RALEIGH — ******
An article earlier this month incorrectly reported that Gov. Bev Perdue dismissed Robert Guy, the former probation director at the N.C. Department of Correction. Guy officially retired on Feb. 1, 2009. The transition staff of then Gov.-elect Perdue said on Jan. 2, 2009, that Guy would not continue in his job as probation director.
****** Gov. Bev Perdue said Sunday that fixing the state's probation system remains high on her to-do list.
"I am not happy with where probation and parole, our state's system, is today," Perdue said Sunday. "I am happier than I was at this time last year. ... It was a wreck."
Perdue was responding to a report in The News & Observer that one of the probation system's chief problems has worsened in the past year: 141 street-level positions for probations officers are vacant - up 32 from a year ago.
Vacant positions pile more work on remaining officers, who already struggle with high caseloads of offenders to supervise.
Problems in the probation system came to light after the March 2008 shooting of Eve Carson, the student body president at UNC-Chapel Hill.
A series published in The N&O in December 2008 also showed that 580 probationers had been convicted of intentional killings from 2000 to 2008 while under the watch of the system - and officers had lost track of 14,000 convicted criminals. Top management had ignored the problems, and failed to fix antiquated computer systems that caused officers to spend hours a day on routine tasks, the series showed.
Correction officials have made progress in some areas. A new computer program automatically notifies probation officers when an offender gets in trouble or is due for an appointment. This frees up more time to get out of the office and visit offenders at their home or jobs.

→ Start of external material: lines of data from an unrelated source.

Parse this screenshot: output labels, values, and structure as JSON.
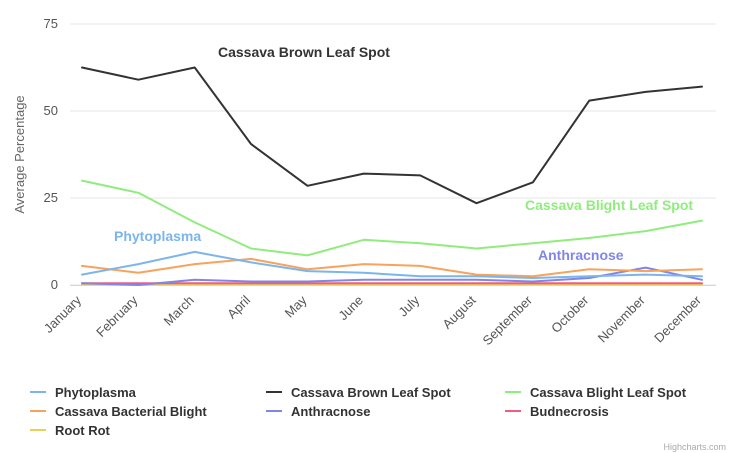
{
  "chart_data": {
    "type": "line",
    "title": "",
    "ylabel": "Average Percentage",
    "xlabel": "",
    "ylim": [
      0,
      75
    ],
    "yticks": [
      0,
      25,
      50,
      75
    ],
    "grid": true,
    "legend_position": "bottom",
    "categories": [
      "January",
      "February",
      "March",
      "April",
      "May",
      "June",
      "July",
      "August",
      "September",
      "October",
      "November",
      "December"
    ],
    "series": [
      {
        "name": "Phytoplasma",
        "color": "#7cb5ec",
        "values": [
          3,
          6,
          9.5,
          6.5,
          4,
          3.5,
          2.5,
          2.5,
          2,
          2.5,
          3,
          2.5
        ]
      },
      {
        "name": "Cassava Brown Leaf Spot",
        "color": "#333333",
        "values": [
          62.5,
          59,
          62.5,
          40.5,
          28.5,
          32,
          31.5,
          23.5,
          29.5,
          53,
          55.5,
          57
        ]
      },
      {
        "name": "Cassava Blight Leaf Spot",
        "color": "#90ed7d",
        "values": [
          30,
          26.5,
          18,
          10.5,
          8.5,
          13,
          12,
          10.5,
          12,
          13.5,
          15.5,
          18.5
        ]
      },
      {
        "name": "Cassava Bacterial Blight",
        "color": "#f7a35c",
        "values": [
          5.5,
          3.5,
          6,
          7.5,
          4.5,
          6,
          5.5,
          3,
          2.5,
          4.5,
          4,
          4.5
        ]
      },
      {
        "name": "Anthracnose",
        "color": "#8085e9",
        "values": [
          0.5,
          0,
          1.5,
          1,
          1,
          1.5,
          1.5,
          1.5,
          1,
          2,
          5,
          1.5
        ]
      },
      {
        "name": "Budnecrosis",
        "color": "#f15c80",
        "values": [
          0.5,
          0.5,
          0.5,
          0.5,
          0.5,
          0.5,
          0.5,
          0.5,
          0.5,
          0.5,
          0.5,
          0.5
        ]
      },
      {
        "name": "Root Rot",
        "color": "#e4d354",
        "values": [
          0.2,
          0.2,
          0.2,
          0.2,
          0.2,
          0.2,
          0.2,
          0.2,
          0.2,
          0.2,
          0.2,
          0.2
        ]
      }
    ],
    "annotations": [
      {
        "text": "Cassava Brown Leaf Spot",
        "series": "Cassava Brown Leaf Spot",
        "color": "#333333"
      },
      {
        "text": "Cassava Blight Leaf Spot",
        "series": "Cassava Blight Leaf Spot",
        "color": "#90ed7d"
      },
      {
        "text": "Phytoplasma",
        "series": "Phytoplasma",
        "color": "#7cb5ec"
      },
      {
        "text": "Anthracnose",
        "series": "Anthracnose",
        "color": "#8085e9"
      }
    ],
    "credit": "Highcharts.com"
  }
}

The department will also provide police-style radios to probation officers in the field.
Perdue took credit for cleaning house. "We got rid of some folk within the system," she said. "I told them to do that."
One of her first acts in 2009 was to dismiss former Probation Director Robert Guy. In February, James "Woody" Fullwood stepped down from his job directing the probation offices in 21 counties, including some of the most troubled offices in Wake and Durham.
"This is high on my radar screen; it has been all year," Perdue said. "It will continue to be, and until we get it fixed, there's nothing to brag about."